OPINION

Need for a European solution

The decision to invite the Republic of Cyprus into the European Union constituted a qualitative step in the Mediterranean island’s course since Turkey’s 1974 invasion. This is neither because the Greek Cypriots will receive any economic benefit from joining the Union – the opposite seems more likely – nor because they will become more secure, as the EU possess no security mechanism for safeguarding its members. Rather, it is because, for the first time, a national political goal was achieved in spite of Ankara’s persistent antagonism. The Copenhagen decision, indeed, spawned new momentum which has automatically rendered UN Secretary-General Kofi Annan’s blueprint obsolete by virtue of its post-colonial conception and inability to function.

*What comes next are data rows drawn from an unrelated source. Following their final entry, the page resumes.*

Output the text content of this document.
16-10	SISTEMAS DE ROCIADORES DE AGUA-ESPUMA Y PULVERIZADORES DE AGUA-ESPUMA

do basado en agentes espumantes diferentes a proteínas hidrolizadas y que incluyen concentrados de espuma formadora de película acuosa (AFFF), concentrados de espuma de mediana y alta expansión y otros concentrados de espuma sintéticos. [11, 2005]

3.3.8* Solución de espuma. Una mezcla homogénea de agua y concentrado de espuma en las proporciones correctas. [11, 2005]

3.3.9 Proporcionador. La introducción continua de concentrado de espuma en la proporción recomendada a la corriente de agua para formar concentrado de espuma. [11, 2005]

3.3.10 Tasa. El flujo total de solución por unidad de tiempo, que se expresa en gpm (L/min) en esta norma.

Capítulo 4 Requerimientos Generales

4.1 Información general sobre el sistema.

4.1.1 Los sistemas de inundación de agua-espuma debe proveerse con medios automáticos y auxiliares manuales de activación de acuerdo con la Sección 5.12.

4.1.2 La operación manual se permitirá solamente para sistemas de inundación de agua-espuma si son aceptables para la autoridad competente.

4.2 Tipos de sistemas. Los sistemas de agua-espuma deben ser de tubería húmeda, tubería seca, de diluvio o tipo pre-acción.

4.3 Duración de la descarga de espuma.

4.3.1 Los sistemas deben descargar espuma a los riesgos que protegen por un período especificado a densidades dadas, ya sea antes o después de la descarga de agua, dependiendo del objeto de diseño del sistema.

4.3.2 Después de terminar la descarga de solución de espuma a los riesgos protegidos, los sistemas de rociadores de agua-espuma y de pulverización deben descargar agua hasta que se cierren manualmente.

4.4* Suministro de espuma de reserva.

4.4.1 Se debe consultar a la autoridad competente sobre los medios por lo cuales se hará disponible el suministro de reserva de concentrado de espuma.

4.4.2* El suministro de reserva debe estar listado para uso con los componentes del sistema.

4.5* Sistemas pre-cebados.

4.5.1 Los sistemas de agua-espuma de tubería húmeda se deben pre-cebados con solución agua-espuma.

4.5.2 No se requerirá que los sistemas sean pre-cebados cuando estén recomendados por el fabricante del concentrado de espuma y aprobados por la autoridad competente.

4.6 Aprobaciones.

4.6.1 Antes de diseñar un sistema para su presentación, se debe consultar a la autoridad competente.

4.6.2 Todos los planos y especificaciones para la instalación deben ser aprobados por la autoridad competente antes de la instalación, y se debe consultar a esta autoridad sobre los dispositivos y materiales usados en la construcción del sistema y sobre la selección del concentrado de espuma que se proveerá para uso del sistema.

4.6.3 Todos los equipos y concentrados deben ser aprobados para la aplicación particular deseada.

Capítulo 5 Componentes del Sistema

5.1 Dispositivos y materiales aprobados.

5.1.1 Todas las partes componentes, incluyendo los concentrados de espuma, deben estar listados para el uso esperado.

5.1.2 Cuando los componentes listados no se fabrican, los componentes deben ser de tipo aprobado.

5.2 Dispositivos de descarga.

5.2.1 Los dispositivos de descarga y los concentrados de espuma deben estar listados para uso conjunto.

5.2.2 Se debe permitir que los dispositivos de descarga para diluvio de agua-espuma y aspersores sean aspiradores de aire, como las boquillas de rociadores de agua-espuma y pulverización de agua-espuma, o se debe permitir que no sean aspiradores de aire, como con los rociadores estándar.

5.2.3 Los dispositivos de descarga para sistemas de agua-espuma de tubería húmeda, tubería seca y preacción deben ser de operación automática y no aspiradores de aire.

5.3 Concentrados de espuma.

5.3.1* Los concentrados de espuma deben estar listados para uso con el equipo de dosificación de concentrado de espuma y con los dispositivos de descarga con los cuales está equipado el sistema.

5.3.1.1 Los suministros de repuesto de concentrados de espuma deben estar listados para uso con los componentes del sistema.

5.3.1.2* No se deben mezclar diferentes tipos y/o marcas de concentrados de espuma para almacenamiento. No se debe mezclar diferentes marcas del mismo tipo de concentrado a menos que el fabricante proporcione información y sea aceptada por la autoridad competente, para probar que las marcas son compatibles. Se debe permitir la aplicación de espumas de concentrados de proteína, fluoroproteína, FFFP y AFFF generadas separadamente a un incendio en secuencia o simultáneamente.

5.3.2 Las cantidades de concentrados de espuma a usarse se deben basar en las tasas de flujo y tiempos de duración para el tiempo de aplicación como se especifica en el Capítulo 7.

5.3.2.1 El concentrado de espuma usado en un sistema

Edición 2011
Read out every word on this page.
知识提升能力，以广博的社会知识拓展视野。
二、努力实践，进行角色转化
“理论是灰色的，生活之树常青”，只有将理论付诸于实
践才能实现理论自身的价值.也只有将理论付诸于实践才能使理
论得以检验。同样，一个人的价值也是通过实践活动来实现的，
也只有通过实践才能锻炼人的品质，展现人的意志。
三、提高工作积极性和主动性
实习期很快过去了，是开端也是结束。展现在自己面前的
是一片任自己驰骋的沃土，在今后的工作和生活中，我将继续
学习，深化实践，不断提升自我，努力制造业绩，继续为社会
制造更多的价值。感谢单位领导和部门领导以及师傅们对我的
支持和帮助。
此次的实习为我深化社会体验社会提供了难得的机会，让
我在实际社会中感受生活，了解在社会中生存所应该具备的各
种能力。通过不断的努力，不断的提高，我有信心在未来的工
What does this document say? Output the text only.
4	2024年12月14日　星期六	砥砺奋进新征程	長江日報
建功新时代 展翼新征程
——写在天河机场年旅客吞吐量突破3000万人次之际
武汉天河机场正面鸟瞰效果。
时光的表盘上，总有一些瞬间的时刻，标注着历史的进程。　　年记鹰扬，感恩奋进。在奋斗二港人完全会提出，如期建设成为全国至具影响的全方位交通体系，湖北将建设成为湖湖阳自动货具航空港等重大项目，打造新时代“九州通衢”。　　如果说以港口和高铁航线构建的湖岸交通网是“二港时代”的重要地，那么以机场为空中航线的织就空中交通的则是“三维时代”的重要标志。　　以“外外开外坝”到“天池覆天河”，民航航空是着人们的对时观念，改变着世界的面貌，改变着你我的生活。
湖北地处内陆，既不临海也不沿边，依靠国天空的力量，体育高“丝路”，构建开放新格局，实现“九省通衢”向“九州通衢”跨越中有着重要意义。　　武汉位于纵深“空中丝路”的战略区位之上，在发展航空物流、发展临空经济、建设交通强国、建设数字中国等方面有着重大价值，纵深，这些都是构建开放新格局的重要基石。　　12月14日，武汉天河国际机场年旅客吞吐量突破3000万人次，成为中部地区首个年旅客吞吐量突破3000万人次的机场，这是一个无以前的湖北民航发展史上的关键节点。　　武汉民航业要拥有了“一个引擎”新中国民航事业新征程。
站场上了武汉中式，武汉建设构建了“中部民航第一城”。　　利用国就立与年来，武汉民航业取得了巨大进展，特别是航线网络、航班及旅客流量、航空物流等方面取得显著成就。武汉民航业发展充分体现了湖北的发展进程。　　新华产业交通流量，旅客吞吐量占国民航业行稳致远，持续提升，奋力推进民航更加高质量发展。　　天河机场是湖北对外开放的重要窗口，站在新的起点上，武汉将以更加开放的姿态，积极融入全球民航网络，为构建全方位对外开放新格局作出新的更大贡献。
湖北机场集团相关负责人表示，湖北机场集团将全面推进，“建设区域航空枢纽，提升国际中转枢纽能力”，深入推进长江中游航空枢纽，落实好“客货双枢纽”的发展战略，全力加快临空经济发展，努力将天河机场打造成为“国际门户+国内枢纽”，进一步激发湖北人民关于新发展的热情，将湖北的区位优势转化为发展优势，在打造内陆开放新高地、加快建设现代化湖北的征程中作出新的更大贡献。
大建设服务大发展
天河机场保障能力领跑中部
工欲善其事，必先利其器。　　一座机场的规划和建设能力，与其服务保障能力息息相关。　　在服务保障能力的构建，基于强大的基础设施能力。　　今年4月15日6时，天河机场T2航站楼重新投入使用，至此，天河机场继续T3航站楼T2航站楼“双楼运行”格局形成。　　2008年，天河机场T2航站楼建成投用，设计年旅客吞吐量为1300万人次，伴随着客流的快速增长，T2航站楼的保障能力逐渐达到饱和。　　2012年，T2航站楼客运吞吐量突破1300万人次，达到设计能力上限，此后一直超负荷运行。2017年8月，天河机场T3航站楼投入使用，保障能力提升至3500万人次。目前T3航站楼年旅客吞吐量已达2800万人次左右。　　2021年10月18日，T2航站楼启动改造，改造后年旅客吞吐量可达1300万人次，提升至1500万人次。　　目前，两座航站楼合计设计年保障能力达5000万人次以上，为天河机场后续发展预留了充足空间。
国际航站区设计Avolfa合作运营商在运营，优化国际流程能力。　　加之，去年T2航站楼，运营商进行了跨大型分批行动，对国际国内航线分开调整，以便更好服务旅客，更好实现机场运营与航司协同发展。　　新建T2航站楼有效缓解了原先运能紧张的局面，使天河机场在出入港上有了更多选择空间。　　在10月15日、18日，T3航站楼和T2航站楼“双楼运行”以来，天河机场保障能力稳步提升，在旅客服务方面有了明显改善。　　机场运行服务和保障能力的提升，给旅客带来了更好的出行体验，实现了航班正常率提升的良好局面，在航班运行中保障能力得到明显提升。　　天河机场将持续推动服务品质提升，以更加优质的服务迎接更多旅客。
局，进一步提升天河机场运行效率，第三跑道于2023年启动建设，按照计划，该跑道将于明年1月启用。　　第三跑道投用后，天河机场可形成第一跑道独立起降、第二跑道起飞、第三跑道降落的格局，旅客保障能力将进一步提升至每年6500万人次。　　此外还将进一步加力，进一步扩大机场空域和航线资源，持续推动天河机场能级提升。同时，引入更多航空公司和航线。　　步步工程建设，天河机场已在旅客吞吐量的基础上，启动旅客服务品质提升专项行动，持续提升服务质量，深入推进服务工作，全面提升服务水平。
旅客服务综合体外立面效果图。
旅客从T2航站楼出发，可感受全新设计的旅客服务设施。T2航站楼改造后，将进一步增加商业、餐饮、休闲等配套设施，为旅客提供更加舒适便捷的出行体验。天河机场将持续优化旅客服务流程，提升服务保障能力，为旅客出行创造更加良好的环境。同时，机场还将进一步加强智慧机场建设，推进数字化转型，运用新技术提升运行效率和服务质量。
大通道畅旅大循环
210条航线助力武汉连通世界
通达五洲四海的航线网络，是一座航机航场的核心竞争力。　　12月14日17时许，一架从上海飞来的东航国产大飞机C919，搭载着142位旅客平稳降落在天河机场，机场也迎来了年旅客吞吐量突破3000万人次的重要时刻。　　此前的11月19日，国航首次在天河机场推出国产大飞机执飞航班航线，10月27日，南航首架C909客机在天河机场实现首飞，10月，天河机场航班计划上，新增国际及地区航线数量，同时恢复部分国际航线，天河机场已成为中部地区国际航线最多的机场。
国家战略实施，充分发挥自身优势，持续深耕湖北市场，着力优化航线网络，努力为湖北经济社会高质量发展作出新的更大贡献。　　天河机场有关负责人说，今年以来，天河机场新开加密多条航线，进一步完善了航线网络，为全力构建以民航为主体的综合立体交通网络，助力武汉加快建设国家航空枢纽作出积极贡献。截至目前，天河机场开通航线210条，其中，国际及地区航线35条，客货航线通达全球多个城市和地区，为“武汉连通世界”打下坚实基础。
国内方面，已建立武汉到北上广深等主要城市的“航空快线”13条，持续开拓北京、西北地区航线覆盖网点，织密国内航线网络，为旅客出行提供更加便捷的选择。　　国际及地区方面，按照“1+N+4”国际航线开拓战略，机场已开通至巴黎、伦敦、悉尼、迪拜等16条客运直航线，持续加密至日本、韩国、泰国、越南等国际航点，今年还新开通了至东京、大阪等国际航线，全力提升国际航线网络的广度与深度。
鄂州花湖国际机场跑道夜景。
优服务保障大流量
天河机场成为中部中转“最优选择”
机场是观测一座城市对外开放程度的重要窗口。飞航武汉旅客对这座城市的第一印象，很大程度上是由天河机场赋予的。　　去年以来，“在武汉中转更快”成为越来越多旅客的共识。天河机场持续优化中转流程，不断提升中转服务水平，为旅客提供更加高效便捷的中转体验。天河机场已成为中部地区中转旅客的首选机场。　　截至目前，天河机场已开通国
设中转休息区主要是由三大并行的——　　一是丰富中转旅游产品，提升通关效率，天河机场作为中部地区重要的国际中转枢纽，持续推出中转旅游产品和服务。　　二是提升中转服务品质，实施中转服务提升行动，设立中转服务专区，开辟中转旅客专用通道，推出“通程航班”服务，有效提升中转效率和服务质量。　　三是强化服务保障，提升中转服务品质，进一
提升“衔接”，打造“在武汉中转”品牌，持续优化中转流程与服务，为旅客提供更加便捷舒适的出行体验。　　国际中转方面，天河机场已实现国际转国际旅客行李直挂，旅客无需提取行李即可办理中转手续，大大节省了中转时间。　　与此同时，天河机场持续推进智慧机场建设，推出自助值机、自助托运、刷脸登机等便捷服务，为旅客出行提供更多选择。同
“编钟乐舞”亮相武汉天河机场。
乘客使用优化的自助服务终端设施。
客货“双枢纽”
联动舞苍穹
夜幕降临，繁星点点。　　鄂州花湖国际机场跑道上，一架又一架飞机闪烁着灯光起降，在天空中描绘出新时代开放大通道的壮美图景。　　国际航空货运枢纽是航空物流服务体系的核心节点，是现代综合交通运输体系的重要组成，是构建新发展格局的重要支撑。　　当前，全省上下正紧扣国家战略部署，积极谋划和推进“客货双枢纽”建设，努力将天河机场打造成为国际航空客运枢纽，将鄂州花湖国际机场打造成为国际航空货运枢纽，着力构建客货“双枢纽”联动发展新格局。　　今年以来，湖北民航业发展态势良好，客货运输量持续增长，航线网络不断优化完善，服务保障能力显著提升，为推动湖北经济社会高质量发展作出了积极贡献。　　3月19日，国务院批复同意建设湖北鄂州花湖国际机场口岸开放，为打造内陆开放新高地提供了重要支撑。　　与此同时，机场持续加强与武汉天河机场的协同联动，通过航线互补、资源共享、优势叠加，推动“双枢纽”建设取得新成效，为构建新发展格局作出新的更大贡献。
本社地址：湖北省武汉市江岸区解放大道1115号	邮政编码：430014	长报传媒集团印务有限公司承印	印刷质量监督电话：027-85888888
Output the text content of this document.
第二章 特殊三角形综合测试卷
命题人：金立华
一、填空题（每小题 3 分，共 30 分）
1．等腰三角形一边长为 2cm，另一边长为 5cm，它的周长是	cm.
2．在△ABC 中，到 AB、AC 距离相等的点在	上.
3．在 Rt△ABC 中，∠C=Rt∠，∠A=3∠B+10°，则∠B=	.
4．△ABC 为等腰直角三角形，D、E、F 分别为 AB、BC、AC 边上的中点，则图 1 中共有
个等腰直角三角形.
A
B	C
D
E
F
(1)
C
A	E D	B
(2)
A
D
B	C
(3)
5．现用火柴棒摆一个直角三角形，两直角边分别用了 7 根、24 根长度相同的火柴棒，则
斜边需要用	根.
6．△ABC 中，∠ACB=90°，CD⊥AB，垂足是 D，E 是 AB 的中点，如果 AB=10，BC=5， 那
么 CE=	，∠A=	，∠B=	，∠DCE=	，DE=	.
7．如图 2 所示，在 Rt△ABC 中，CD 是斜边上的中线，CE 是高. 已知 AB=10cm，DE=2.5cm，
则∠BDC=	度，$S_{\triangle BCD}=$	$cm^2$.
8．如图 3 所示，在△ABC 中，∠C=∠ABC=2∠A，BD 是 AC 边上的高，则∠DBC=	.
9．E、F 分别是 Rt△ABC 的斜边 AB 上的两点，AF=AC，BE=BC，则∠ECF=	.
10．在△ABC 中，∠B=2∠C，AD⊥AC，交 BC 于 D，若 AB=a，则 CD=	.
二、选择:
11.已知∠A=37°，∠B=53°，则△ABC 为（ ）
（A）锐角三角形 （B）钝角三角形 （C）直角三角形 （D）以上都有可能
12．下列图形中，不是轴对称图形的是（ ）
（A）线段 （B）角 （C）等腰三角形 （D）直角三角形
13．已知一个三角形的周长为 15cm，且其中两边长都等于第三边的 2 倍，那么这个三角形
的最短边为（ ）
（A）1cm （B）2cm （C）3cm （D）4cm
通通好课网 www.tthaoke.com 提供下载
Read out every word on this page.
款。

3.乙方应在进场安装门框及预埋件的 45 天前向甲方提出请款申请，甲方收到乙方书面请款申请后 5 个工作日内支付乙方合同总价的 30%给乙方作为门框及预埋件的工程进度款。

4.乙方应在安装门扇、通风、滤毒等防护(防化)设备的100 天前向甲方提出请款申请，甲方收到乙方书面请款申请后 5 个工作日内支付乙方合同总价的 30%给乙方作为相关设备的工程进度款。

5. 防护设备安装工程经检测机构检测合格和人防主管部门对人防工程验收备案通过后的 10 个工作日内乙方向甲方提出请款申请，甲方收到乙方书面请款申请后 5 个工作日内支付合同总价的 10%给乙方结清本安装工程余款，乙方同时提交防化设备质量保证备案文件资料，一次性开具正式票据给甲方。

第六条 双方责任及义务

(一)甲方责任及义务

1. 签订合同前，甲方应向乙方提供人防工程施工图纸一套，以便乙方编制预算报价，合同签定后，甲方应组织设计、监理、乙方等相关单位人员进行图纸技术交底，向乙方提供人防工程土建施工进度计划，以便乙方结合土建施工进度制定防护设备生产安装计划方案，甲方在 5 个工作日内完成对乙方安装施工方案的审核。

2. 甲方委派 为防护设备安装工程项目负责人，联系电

Several government cadres in Athens and Nicosia have tried to depict skepticism toward the UN plan as absurd, naively suggesting that those who reject the proposed solution are essentially backing the island’s permanent partition. This, however, is a spurious dilemma and the primary objection to the Annan plan concerns the fact that it suspends automatic compliance to the EU’s acquis communautaire, while allowing the formation of a non-viable state within the EU. It’s a plan which is bound to lead to partition sooner or later. In order to sustain the momentum of the Copenhagen decision, we need a solution that is perfectly in tandem with the EU’s acquis communautaire – something that will have to be drafted by the European Commission and the European Council and not by outsiders. What we need today is not to embrace the UN plan in order to please the planners, rather, we need a solution that will forge Cyprus into a genuinely single European state that is fit to function in the Union. No one can carry out this mission but the EU.